When her probationary period ended in February 2019, BA informed Miss Scotland her employment would be terminated as ‘your attendance level is unacceptable’ and ‘you have been late to work on 13 separate occasions between March 2018 and February 2019’


Endometriosis is a condition where tissue similar to the lining of the womb starts to grow in other places, such as the ovaries and fallopian tubes.

Endometriosis can affect women of any age.

It’s a long-term condition that can have a significant impact on life, but there are treatments that can help.

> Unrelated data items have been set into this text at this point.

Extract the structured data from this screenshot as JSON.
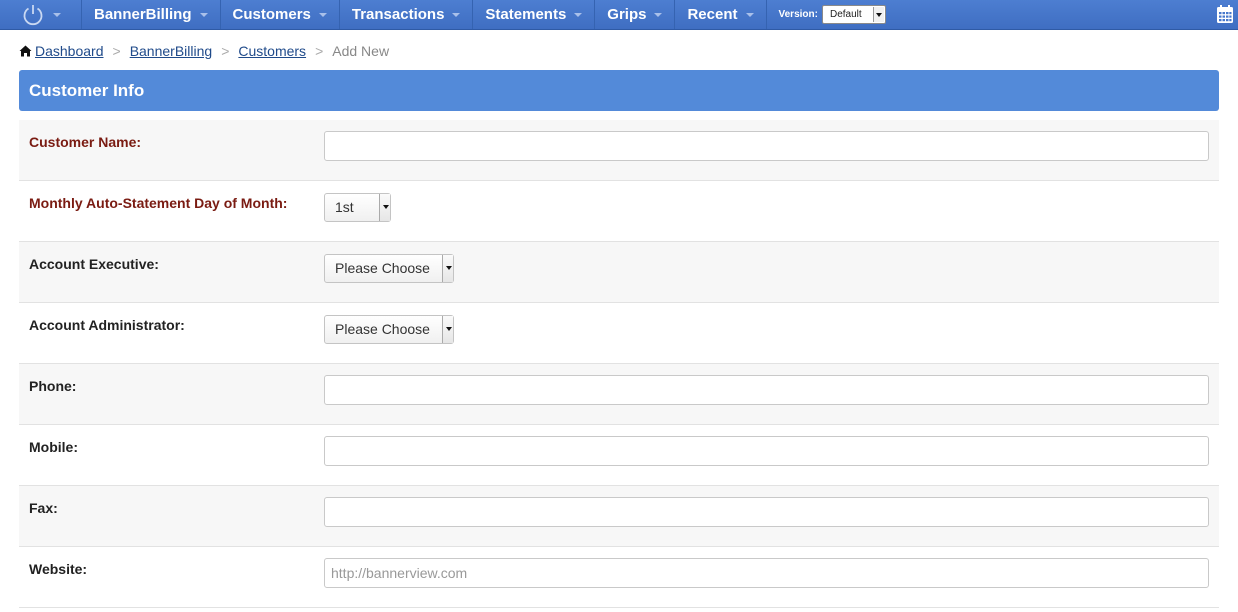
{
  "nav": {
    "items": [
      {
        "label": "BannerBilling"
      },
      {
        "label": "Customers"
      },
      {
        "label": "Transactions"
      },
      {
        "label": "Statements"
      },
      {
        "label": "Grips"
      },
      {
        "label": "Recent"
      }
    ],
    "version_label": "Version:",
    "version_value": "Default"
  },
  "breadcrumb": {
    "items": [
      "Dashboard",
      "BannerBilling",
      "Customers"
    ],
    "separator": ">",
    "current": "Add New"
  },
  "panel": {
    "title": "Customer Info"
  },
  "form": {
    "customer_name": {
      "label": "Customer Name:",
      "value": ""
    },
    "statement_day": {
      "label": "Monthly Auto-Statement Day of Month:",
      "value": "1st"
    },
    "account_executive": {
      "label": "Account Executive:",
      "value": "Please Choose"
    },
    "account_administrator": {
      "label": "Account Administrator:",
      "value": "Please Choose"
    },
    "phone": {
      "label": "Phone:",
      "value": ""
    },
    "mobile": {
      "label": "Mobile:",
      "value": ""
    },
    "fax": {
      "label": "Fax:",
      "value": ""
    },
    "website": {
      "label": "Website:",
      "value": "",
      "placeholder": "http://bannerview.com"
    }
  },
  "colors": {
    "nav_bg": "#4677cc",
    "panel_header_bg": "#538ad9",
    "required_label": "#7a1b12"
  }
}
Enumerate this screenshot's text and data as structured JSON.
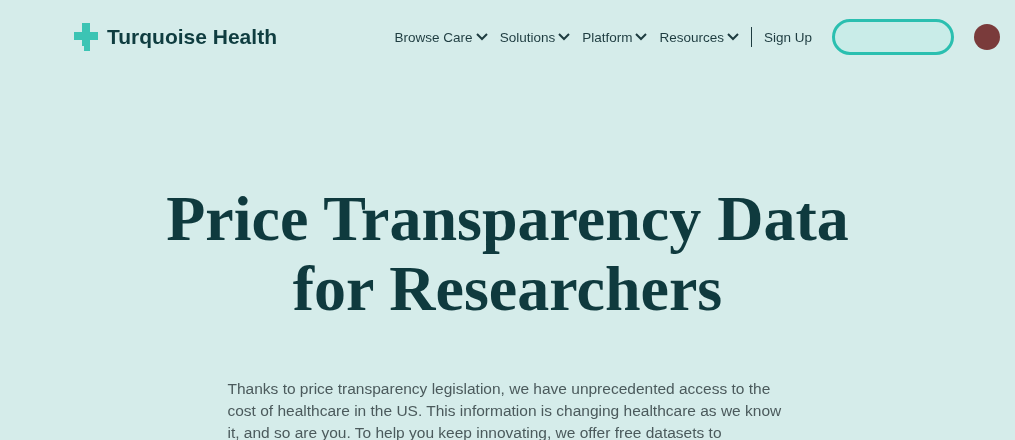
{
  "header": {
    "logo": "Turquoise Health",
    "nav": [
      {
        "label": "Browse Care",
        "dropdown": true
      },
      {
        "label": "Solutions",
        "dropdown": true
      },
      {
        "label": "Platform",
        "dropdown": true
      },
      {
        "label": "Resources",
        "dropdown": true
      },
      {
        "label": "Sign Up",
        "dropdown": false
      }
    ]
  },
  "hero": {
    "title_lines": [
      "Price Transparency Data",
      "for Researchers"
    ],
    "intro": "Thanks to price transparency legislation, we have unprecedented access to the cost of healthcare in the US. This information is changing healthcare as we know it, and so are you. To help you keep innovating, we offer free datasets to"
  }
}
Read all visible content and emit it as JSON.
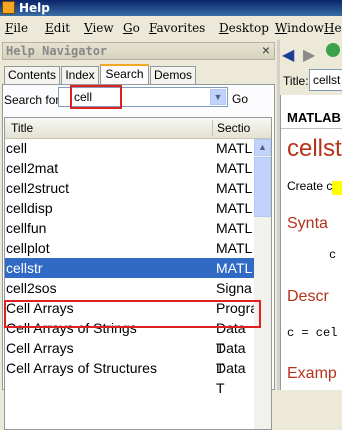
{
  "window": {
    "title": "Help"
  },
  "menu": [
    "File",
    "Edit",
    "View",
    "Go",
    "Favorites",
    "Desktop",
    "Window",
    "Help"
  ],
  "navigator": {
    "title": "Help Navigator",
    "close": "×",
    "tabs": [
      "Contents",
      "Index",
      "Search",
      "Demos"
    ],
    "active_tab": "Search",
    "search_label": "Search for:",
    "search_value": "cell",
    "go_label": "Go",
    "columns": [
      "Title",
      "Sectio"
    ],
    "rows": [
      {
        "title": "cell",
        "section": "MATL"
      },
      {
        "title": "cell2mat",
        "section": "MATL"
      },
      {
        "title": "cell2struct",
        "section": "MATL"
      },
      {
        "title": "celldisp",
        "section": "MATL"
      },
      {
        "title": "cellfun",
        "section": "MATL"
      },
      {
        "title": "cellplot",
        "section": "MATL"
      },
      {
        "title": "cellstr",
        "section": "MATL"
      },
      {
        "title": "cell2sos",
        "section": "Signa"
      },
      {
        "title": "Cell Arrays",
        "section": "Progra"
      },
      {
        "title": "Cell Arrays of Strings",
        "section": "Data T"
      },
      {
        "title": "Cell Arrays",
        "section": "Data T"
      },
      {
        "title": "Cell Arrays of Structures",
        "section": "Data T"
      }
    ],
    "selected_row": "cellstr"
  },
  "viewer": {
    "title_label": "Title:",
    "title_value": "cellst",
    "product": "MATLAB",
    "function_name": "cellst",
    "create_text": "Create c",
    "syntax_heading": "Synta",
    "syntax_code": "c",
    "description_heading": "Descr",
    "description_code": "c = cel",
    "examples_heading": "Examp"
  },
  "colors": {
    "selection": "#316ac5",
    "highlight_box": "#e02020",
    "doc_heading": "#b7321a",
    "titlebar": "#0a246a"
  }
}
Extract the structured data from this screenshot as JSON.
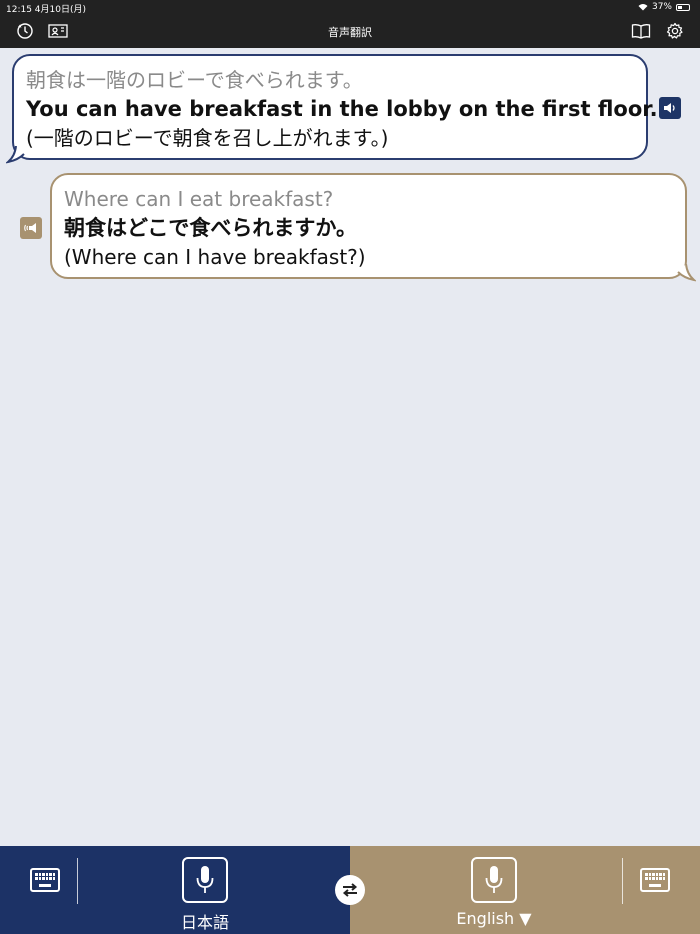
{
  "status": {
    "time": "12:15  4月10日(月)",
    "battery": "37%"
  },
  "nav": {
    "title": "音声翻訳"
  },
  "conversation": [
    {
      "source": "朝食は一階のロビーで食べられます。",
      "translation": "You can have breakfast in the lobby on the first floor.",
      "back_translation": "(一階のロビーで朝食を召し上がれます。)"
    },
    {
      "source": "Where can I eat breakfast?",
      "translation": "朝食はどこで食べられますか。",
      "back_translation": "(Where can I have breakfast?)"
    }
  ],
  "bottom": {
    "left_language": "日本語",
    "right_language": "English ▼"
  },
  "colors": {
    "japanese_side": "#1c3266",
    "english_side": "#a89270",
    "background": "#e7eaf1"
  }
}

The symptoms of endometriosis can vary. Some women are badly affected, while others might not have any noticeable symptoms.

The main symptoms are:

  • pain in your lower tummy or back – usually worse during period
  • period pain that prevents normal activities
  • pain during or after sex
  • pain when going to the toilet during period
  • feeling sick, constipation, diarrhoea, or blood in urine during period
  • difficulty getting pregnant

 Source: NHS

She added: ‘For Nikki to then make the statement that I should have sorted my recovery time off with shift swaps and leave is completely unfair and discriminatory.

‘My surgery was gynaecological for endometriosis (a condition that only affects women) and uterine fibroids (a condition that prevalently affects Black women).

‘Why should I be expected to have covered recovery time from major surgery with leave and shift swap.’

Ms Drinkwater told the tribunal the ‘main issue’ for Miss Scotland’s sacking was ‘the high number of times she was late’ and was not because of her sickness absence ‘nor the need to be on restricted duties following her return to work’.

Miss Scotland’s claims for wrongful dismissal, direct discrimination because of race and/or sex and/or disability were dismissed by the tribunal which also ruled BA had not failed to make reasonable adjustments for her disability.

However, it did rule it had treated her unfavourably under the Equality Act by considering her absence for the operation when terminating her contract and in criticising her for not swapping shifts.

In his ruling, Employment Judge Oliver Hyams stated: ‘Ms Drinkwater plainly did take into account in making her decision the fact that [Miss Scotland] had had some absences from work on account of sickness which was the result of having endometriosis, which [BA] accepted was a disability.

‘Ms Drinkwater did that by criticising [Miss Scotland] for not swapping shifts with the result that she did not, as far as Ms Drinkwater was concerned, exhibit what Ms Drinkwater would have regarded as a commendable spirit.

‘That treatment of [Miss Scotland], ie that criticism, was made only as a result of her being unable to work because of the surgery which had been required to mitigate the effects of her disability.’